Willoughby Bertie, 3rd Earl of Abingdon (28 November 1692 – 10 June 1760) was an English peer.
He was the son of James Bertie of Stanwell in Middlesex and Elizabeth Willoughby, and nephew of Montagu Venables-Bertie, 2nd Earl of Abingdon. He matriculated at Corpus Christi College, Cambridge on 27 November 1707.
The Berties were Tories, with a strong electoral interest in Westbury, where the Earls of Abingdon were lords of the manor. At the 1715 general election in January, a double return was made for the seat, with the mayor of Westbury returning two Tories, Bertie and Francis Annesley, and the constable returning two Whigs, George Evans and Charles Allanson, who had been sponsored by Lord Cowper to challenge the Bertie interest.
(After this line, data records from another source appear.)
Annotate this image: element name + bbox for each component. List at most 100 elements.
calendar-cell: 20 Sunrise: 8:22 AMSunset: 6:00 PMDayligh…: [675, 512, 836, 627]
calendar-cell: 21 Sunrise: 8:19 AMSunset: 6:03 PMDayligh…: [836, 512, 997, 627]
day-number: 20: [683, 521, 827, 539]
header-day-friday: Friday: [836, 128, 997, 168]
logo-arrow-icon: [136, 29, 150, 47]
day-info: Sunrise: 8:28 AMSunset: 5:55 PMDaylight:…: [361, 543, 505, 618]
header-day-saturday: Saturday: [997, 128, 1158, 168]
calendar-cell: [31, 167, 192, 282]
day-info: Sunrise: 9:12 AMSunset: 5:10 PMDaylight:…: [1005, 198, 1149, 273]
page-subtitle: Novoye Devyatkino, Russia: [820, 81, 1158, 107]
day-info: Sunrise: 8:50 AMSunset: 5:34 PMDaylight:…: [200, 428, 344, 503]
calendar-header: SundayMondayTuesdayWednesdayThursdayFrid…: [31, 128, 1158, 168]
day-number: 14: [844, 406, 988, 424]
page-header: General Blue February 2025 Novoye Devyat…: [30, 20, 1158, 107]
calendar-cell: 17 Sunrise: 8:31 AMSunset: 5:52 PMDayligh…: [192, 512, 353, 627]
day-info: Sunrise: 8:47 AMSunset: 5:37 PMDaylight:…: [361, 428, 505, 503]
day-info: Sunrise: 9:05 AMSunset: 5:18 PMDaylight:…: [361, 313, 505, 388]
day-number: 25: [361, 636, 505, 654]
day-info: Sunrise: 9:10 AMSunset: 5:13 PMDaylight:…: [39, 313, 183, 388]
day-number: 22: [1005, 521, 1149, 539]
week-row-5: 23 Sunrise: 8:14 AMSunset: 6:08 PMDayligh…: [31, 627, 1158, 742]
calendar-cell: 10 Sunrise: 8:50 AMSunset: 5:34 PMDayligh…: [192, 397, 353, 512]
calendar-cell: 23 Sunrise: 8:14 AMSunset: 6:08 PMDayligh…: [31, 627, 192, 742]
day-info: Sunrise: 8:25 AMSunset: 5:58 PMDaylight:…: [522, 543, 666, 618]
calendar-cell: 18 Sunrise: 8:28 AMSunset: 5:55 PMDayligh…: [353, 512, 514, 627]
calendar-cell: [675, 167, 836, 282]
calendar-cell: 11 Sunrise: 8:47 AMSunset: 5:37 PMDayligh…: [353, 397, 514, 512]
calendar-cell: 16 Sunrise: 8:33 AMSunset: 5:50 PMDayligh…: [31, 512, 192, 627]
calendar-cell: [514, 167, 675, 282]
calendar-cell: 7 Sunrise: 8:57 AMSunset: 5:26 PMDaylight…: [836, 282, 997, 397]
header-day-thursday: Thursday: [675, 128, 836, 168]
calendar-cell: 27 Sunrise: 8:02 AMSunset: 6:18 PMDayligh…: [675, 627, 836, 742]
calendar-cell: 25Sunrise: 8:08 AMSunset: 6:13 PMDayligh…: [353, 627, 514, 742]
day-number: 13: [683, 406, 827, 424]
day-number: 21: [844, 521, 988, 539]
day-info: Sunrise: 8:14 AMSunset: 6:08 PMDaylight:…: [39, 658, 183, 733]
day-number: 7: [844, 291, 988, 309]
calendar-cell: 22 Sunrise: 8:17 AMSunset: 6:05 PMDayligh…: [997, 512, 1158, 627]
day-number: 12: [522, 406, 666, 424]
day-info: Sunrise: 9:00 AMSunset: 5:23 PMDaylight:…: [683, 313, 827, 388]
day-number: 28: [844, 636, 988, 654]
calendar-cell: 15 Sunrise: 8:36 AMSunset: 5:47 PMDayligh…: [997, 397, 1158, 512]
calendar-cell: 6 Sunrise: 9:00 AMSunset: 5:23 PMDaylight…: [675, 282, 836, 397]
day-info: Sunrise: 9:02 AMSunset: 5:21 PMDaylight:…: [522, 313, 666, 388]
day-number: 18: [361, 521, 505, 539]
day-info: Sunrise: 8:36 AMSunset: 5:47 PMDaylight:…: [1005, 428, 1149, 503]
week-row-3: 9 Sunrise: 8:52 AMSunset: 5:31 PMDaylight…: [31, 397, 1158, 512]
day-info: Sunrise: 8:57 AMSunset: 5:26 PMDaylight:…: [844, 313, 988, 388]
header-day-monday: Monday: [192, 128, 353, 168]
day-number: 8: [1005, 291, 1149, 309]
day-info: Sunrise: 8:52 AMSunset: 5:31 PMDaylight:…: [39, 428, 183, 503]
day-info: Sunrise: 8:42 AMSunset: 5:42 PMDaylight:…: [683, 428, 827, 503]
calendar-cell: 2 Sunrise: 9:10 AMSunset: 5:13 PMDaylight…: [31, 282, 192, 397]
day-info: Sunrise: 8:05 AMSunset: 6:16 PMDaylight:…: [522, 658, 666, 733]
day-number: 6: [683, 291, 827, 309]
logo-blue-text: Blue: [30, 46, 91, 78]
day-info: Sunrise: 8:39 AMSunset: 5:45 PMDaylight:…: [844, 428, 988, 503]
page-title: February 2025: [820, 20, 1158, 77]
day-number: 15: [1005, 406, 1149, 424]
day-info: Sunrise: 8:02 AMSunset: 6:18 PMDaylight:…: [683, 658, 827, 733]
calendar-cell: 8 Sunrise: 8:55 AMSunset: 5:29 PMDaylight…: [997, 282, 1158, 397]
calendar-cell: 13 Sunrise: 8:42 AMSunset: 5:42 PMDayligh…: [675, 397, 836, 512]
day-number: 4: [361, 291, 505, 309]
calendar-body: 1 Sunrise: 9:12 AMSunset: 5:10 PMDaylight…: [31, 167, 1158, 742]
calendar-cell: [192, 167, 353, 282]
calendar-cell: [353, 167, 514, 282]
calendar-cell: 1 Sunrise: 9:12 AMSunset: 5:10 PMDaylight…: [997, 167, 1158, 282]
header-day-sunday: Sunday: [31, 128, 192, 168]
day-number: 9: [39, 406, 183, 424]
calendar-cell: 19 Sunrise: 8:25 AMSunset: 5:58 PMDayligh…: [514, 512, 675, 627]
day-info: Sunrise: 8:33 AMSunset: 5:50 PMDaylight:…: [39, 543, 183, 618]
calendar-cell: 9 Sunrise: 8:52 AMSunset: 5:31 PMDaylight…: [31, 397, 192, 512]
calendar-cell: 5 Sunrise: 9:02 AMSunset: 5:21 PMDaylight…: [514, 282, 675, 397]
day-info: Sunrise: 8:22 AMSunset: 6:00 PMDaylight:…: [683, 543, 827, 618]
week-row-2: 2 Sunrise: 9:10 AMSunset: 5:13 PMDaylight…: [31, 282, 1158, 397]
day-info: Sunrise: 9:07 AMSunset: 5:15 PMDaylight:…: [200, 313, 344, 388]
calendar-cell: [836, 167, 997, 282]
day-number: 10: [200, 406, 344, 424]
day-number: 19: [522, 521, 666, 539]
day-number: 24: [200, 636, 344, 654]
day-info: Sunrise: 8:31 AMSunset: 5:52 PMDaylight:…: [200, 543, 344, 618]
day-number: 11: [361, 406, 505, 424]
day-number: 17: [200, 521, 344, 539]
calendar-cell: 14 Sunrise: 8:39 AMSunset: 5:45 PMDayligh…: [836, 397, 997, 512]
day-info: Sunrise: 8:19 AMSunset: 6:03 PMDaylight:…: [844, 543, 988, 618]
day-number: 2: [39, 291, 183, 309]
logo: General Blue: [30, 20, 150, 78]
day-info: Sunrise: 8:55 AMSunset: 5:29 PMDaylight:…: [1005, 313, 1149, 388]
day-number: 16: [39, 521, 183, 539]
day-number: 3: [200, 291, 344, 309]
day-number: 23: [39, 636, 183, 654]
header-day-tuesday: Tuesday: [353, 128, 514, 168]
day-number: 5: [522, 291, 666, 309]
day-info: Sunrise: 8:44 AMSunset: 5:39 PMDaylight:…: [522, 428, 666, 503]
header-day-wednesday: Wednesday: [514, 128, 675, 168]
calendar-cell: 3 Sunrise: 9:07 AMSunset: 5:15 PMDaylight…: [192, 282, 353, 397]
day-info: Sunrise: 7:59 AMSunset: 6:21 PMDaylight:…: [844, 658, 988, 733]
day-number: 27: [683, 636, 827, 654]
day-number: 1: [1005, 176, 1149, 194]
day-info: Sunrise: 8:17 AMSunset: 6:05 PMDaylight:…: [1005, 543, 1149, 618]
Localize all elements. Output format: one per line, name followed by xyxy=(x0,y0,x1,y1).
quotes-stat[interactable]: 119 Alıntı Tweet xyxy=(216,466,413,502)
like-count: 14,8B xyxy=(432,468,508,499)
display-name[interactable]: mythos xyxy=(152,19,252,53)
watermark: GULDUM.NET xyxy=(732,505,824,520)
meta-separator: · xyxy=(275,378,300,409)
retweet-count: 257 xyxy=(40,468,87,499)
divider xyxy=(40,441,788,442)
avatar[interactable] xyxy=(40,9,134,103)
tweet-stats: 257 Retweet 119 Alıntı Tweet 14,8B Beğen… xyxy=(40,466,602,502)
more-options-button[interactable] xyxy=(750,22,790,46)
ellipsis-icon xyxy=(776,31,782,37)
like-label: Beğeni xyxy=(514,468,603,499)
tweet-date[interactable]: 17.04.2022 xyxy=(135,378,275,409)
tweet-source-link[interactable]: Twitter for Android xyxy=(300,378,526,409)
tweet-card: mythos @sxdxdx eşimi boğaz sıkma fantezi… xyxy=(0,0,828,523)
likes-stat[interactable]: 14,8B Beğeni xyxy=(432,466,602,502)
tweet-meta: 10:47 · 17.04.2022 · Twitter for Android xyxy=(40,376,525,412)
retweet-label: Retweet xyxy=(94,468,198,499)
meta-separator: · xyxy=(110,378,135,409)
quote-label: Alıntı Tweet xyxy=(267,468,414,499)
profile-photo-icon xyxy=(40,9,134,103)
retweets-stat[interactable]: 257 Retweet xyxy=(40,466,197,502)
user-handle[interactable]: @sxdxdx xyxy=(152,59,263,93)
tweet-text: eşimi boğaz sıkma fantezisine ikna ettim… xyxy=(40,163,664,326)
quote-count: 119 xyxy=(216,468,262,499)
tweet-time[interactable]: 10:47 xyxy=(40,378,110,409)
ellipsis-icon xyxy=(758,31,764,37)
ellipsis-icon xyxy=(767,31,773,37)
The return for Bertie and Annesley was initially accepted on 28 March 1715 and they were declared elected, but on petition, a number of their voters were disenfranchised, and Evans (who had since been created Baron Carbery) and Allanson were declared elected on 1 June. At the 1722 election, Bertie's father James was returned with Annesley; Willoughby did not stand for Parliament again.
He married Anna Maria Collins in August 1727 in Florence. They had nine children:
Willoughby succeeded his uncle as Earl of Abingdon in 1743. He remained a staunch Tory, as he declined to join the Oxfordshire association in defence of the Hanoverian succession during the Jacobite rising of 1745. In 1764, the trustees of his estate sold some of his manors in Oxfordshire: Wendlebury to Sir Edward Turner, 2nd Baronet, and Chesterton to George Spencer, 4th Duke of Marlborough. In Wiltshire, Marden was sold to George Willy and Patney to Robert Amor.